Le Parti communiste boudé par les socialistes

Y aura-t-il alliance entre PC et PS pour les municipales cannoises de mars prochain ? La réponse vient du Parti socialiste : Non. L’alliance aurait pu permettre de reconduire les deux élus de la gauche : Claude Meyffret (conseiller municipal communiste) et Apolline Crapiz (conseillère municipale socialiste) au conseil municipal. Au lieu de cela, chaque parti présentera ses candidats de son propre côté. Le pari des socialistes est de gagner par eux-mêmes davantage de sièges que lors des élections de 2001. A cette époque, il avait fallu une large alliance de la gauche pour gagner deux sièges au conseil municipal de Cannes. Connaissant le rapport de force qui joue en sa défaveur, le Parti communiste engagera donc sa propre bataille politique. Un rapprochement entre le PC, la LCR et des mouvances associatives de droit des citoyens sur la ville de Cannes est dans le domaine du possible. La base d’une proposition d’accord avec le PS, acceptée par l’assemblée générale communiste, avalisait la reconduction des deux élus sortants. C’est à la lumière des résultats des élections législatives et présidentielles de cette année que chacun a pris position. Claude Meyffret rappelle alors que ce n’est que lorsque l’ouverture était la plus large que la gauche avait un nombre sensible d’élus.
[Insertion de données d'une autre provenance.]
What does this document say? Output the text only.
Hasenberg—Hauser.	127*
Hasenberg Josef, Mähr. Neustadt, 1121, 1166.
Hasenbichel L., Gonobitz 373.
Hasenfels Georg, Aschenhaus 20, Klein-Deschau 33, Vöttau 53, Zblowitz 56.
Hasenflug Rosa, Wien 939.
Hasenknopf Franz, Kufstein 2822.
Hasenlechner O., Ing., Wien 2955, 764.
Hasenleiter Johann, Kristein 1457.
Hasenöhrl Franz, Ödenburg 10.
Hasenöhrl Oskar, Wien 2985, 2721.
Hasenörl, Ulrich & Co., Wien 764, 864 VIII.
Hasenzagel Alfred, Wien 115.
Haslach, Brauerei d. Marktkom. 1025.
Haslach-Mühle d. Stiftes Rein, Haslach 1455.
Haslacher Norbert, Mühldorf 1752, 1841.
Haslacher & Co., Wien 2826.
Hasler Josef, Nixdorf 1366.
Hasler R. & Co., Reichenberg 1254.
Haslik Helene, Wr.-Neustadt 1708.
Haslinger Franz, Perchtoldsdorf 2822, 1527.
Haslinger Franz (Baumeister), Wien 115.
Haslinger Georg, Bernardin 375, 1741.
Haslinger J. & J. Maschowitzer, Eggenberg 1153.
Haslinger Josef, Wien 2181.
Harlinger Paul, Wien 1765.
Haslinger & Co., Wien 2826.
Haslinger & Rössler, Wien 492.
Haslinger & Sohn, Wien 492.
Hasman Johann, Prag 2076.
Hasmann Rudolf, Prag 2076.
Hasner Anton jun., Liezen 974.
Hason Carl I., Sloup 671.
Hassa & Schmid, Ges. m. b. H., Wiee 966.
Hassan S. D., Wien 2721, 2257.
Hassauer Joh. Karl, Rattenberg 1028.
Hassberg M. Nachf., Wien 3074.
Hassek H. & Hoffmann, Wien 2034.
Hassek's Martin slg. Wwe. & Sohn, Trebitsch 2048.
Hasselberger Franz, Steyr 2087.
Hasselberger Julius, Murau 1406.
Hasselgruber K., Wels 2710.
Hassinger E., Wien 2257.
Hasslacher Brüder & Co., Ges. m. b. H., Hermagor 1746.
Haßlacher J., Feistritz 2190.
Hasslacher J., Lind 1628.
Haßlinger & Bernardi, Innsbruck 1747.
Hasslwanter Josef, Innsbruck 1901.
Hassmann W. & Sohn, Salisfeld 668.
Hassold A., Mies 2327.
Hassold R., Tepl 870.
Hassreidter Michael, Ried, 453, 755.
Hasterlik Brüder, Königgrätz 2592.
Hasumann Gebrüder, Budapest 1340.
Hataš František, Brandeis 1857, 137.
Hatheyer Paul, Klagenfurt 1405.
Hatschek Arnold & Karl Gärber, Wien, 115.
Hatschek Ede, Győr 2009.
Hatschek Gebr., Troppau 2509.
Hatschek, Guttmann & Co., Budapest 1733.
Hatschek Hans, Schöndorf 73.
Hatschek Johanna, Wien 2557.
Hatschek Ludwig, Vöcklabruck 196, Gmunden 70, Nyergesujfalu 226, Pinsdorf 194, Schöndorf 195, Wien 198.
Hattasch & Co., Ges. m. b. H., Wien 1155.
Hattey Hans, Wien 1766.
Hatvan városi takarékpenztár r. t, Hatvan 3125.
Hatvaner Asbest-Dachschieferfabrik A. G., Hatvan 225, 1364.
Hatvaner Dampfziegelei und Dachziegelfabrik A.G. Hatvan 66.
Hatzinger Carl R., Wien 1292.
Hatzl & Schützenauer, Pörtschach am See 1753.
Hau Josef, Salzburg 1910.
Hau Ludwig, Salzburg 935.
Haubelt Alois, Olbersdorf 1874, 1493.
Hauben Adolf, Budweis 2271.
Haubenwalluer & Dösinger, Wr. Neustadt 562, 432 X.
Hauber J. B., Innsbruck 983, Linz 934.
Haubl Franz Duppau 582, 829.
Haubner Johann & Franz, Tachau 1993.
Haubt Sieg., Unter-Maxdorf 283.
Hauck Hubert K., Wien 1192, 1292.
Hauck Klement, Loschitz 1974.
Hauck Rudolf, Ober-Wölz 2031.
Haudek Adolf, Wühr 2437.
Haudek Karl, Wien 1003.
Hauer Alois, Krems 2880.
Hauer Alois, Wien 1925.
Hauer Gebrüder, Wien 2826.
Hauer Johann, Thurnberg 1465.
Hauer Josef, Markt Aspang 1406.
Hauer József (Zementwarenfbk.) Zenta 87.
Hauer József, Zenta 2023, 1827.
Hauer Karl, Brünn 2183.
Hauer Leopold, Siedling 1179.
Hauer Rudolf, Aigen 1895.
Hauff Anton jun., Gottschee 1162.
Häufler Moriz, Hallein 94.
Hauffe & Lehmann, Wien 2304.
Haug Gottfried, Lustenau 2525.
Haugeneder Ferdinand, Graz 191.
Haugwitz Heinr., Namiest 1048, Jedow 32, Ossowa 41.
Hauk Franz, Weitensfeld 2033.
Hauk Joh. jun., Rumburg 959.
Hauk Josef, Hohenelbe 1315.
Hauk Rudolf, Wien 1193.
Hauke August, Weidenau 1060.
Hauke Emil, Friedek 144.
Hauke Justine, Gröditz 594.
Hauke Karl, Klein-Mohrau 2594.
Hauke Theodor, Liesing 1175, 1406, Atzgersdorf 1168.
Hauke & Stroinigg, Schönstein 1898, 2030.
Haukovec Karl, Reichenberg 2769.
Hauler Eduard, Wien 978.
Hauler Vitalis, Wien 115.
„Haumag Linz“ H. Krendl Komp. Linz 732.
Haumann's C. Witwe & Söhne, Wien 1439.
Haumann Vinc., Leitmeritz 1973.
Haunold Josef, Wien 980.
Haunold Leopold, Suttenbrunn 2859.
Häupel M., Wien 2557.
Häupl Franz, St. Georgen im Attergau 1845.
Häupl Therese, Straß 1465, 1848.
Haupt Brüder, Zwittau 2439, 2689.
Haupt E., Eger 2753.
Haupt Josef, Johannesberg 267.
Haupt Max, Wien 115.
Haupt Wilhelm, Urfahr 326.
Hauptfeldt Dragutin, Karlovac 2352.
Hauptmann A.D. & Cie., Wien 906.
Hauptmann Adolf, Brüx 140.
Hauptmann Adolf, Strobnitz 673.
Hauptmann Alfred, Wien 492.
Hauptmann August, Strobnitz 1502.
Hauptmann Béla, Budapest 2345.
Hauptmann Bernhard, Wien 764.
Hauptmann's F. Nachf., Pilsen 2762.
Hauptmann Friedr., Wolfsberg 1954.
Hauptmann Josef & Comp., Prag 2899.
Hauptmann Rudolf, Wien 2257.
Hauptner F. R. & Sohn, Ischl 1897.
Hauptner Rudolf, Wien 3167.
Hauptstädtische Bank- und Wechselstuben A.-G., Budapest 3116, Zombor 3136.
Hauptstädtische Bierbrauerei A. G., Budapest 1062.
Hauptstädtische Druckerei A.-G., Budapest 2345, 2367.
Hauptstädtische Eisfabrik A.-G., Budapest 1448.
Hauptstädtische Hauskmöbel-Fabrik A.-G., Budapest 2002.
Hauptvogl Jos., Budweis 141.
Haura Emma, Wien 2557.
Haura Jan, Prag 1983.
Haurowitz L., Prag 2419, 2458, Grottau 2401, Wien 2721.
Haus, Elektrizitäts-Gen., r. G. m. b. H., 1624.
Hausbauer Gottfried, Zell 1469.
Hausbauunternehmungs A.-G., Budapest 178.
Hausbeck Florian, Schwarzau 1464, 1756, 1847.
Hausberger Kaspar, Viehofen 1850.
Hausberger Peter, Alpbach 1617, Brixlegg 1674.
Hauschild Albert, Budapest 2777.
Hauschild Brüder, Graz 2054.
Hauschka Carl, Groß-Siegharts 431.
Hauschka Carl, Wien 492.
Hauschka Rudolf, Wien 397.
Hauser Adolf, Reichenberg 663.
Il analyse ce refus comme « un fait dommageable pour toute la gauche. Il s’agit d’un repli partisan des socialistes ». A défaut, le Parti communiste livrera bataille sans l’entrave de « grandes orientations » qui auraient accompagné une alliance. « Nous appuierons particulièrement sur la question du logement et de l’interdiction des expulsions. Nous soutiendrons le projet d’une Régie municipale de l’eau (plutôt qu’une délégation de service public), et une autre pour les transports cannois. » Les lignes directrices devraient être précisées dans le courant du mois de janvier.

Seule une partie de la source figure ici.